Kemudian, PPK memilih satu dari tiga calon itu untuk ditetapkan sebagai JPT pratama atau sekda dengan memperhatikan pertimbangan PyB.
Lebih lanjut, pada ayat tiga pasal tersebut dijelaskan sebelum ditetapkan oleh bupati/wali kota, maka dikoordinasikan dengan gubernur.
Sebagai informasi, berdasarkan pasal 53 UU Nomor 5 Tahun 2014 tentang ASN, Presiden RI dapat mendelegasikan kewenangan penetapan pengangkatan, pemindahan dan pemberhentian JPT Pratama untuk di lingkungan kabupaten/kota kepada bupati/wali kota.
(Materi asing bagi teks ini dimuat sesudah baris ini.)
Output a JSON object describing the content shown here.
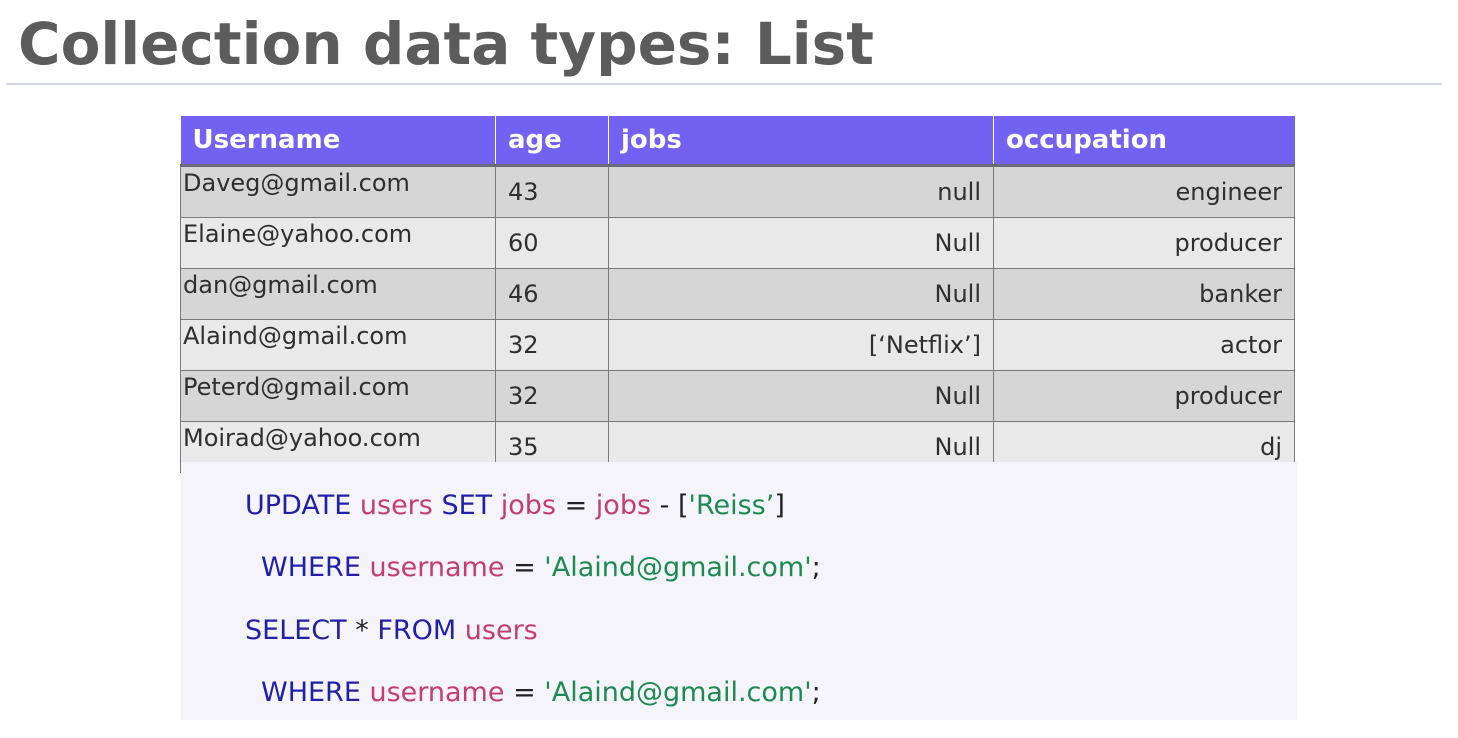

Sedangkan terkait PyB, Presiden RI dapat mendelegasikan kewenangan pembinaan manajemen ASN kepada PyB untuk di kabupaten/kota yakni sekretaris daerah kabupaten/kota.
Sementara itu, panitia seleksi yang terlibat di antaranya yakni Kepala Inspektorat Provinsi Bali I Wayan Sugiada.
Unsur akademisi yang terlibat dari Universitas Udayana yaitu Ida Bagus Wyasa Putra, kemudian Kepala Badan Kepegawaian dan Pengembangan Sumber Daya Manusia (BKPSDM) Provinsi Bali I Wayan Budiasa yang terlibat selaku tim penguji dan asesmen.